8. How to buy SpaceX stock
Since the IPO, SPCX is an ordinary Nasdaq stock. All you need is an account with a broker that offers US equities, which practically every common provider does:
Broker type | Access | Note |
|---|---|---|
| Neobrokers (Trade Republic, Scalable) | US stocks usually tradable | savings plans often available |
| Online brokers (ING, comdirect, justTRADE) | access to Nasdaq stocks | depends on the venue |
| US brokers (Interactive Brokers) | direct Nasdaq access | for active investors |
In practice, you search your account for the ticker SPCX, check the listed ISIN and can then buy the stock, often as a savings plan too. Mind the trading venue: on European exchanges the price can differ slightly from the Nasdaq quote. Whether a particular broker already lists SPCX is worth checking case by case, since the listing is still young.

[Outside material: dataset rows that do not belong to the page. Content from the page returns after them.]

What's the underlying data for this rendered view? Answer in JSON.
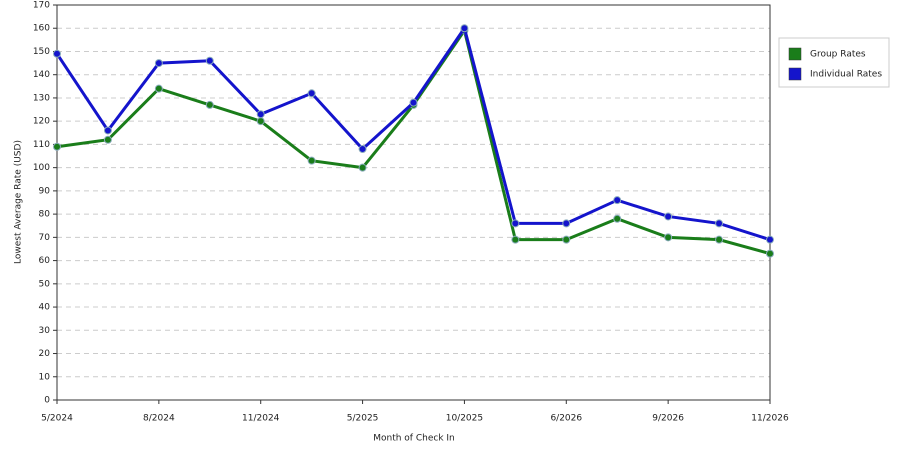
{
  "chart_data": {
    "type": "line",
    "x_label": "Month of Check In",
    "y_label": "Lowest Average Rate (USD)",
    "categories": [
      "5/2024",
      null,
      "8/2024",
      null,
      "11/2024",
      null,
      "5/2025",
      null,
      "10/2025",
      null,
      "6/2026",
      null,
      "9/2026",
      null,
      "11/2026"
    ],
    "series": [
      {
        "name": "Group Rates",
        "color": "#1a7d1a",
        "values": [
          109,
          112,
          134,
          127,
          120,
          103,
          100,
          127,
          159,
          69,
          69,
          78,
          70,
          69,
          63
        ]
      },
      {
        "name": "Individual Rates",
        "color": "#1414cc",
        "values": [
          149,
          116,
          145,
          146,
          123,
          132,
          108,
          128,
          160,
          76,
          76,
          86,
          79,
          76,
          69
        ]
      }
    ],
    "ylim": [
      0,
      170
    ],
    "yticks": [
      0,
      10,
      20,
      30,
      40,
      50,
      60,
      70,
      80,
      90,
      100,
      110,
      120,
      130,
      140,
      150,
      160,
      170
    ],
    "grid": true,
    "legend": "right"
  }
}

9. SpaceX, Anthropic and OpenAI: the three big IPOs compared
SpaceX is not the only mega-IPO this year. With Anthropic and OpenAI, two of the most valuable AI companies are also heading for the public markets. Here is how SpaceX ranks by valuation:
Company | Valuation | Revenue/ARR | IPO status | Ticker |
|---|---|---|---|---|
| SpaceX | $1.75T | $18.7B (2025) | Listed 06/12/2026 | SPCX |
| Anthropic | $965B | ~$47B ARR | S-1 June 1, target Oct 2026 | TBD |
| OpenAI | $852B | ~$24B ARR | S-1 June 8, Q3/Q4 2026 | TBD |
SpaceX is by far the largest of the three and the only one already listed. For details on the other two, see my articles on the Anthropic IPO and the OpenAI IPO.
10. Risks for investors
As spectacular as the IPO was, SpaceX stock is anything but a sure thing. These points are worth knowing:
- Extreme valuation: A price-to-sales ratio of around 94 leaves little room for disappointment. A lot of future growth is already priced in.
- Musk's control: With 82% of the votes, a single person decides the strategy. For such a polarizing founder, that is a concentration risk.

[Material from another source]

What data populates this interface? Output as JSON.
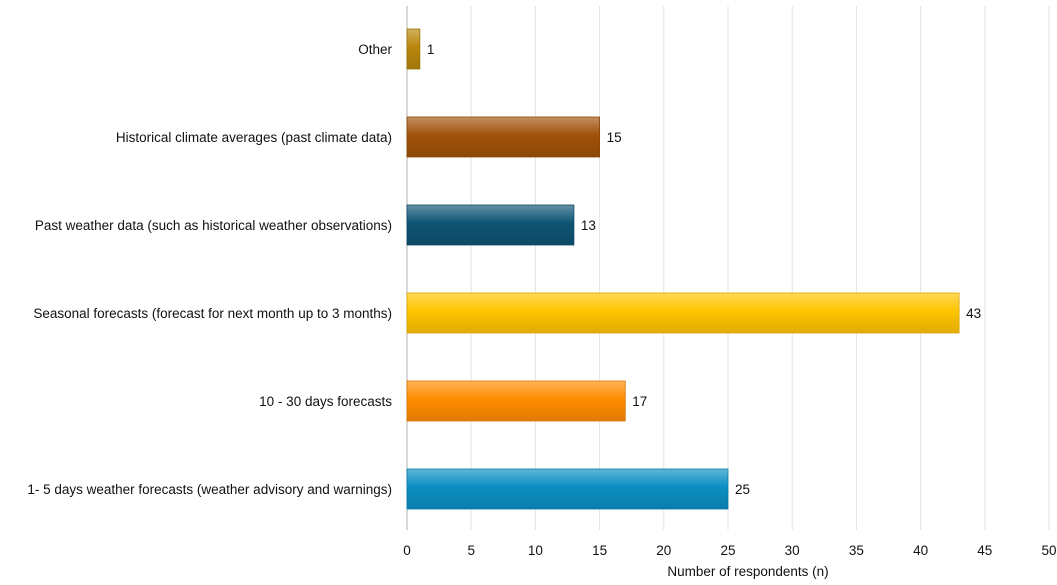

- Starship is still in testing: The last test flight (IFT-12 in May 2026) was only a partial success, followed by an FAA investigation. The next growth chapter rides on this rocket.
- High volatility: On the reference day alone, the price swung by more than $30 within a single day. Once lock-up periods expire, additional shares can hit the market.
- Concentration on Starlink: 61% of revenue depends on one business unit. Regulatory or technical headwinds there would hit the company hard.
My take: the SpaceX IPO is a historic event and the company is in a league of its own technologically. But the valuation assumes that Starlink, Starship and the AI arm all deliver. Anyone getting in should be aware of the swings and only invest money they can afford to lose. This is not investment advice, just context.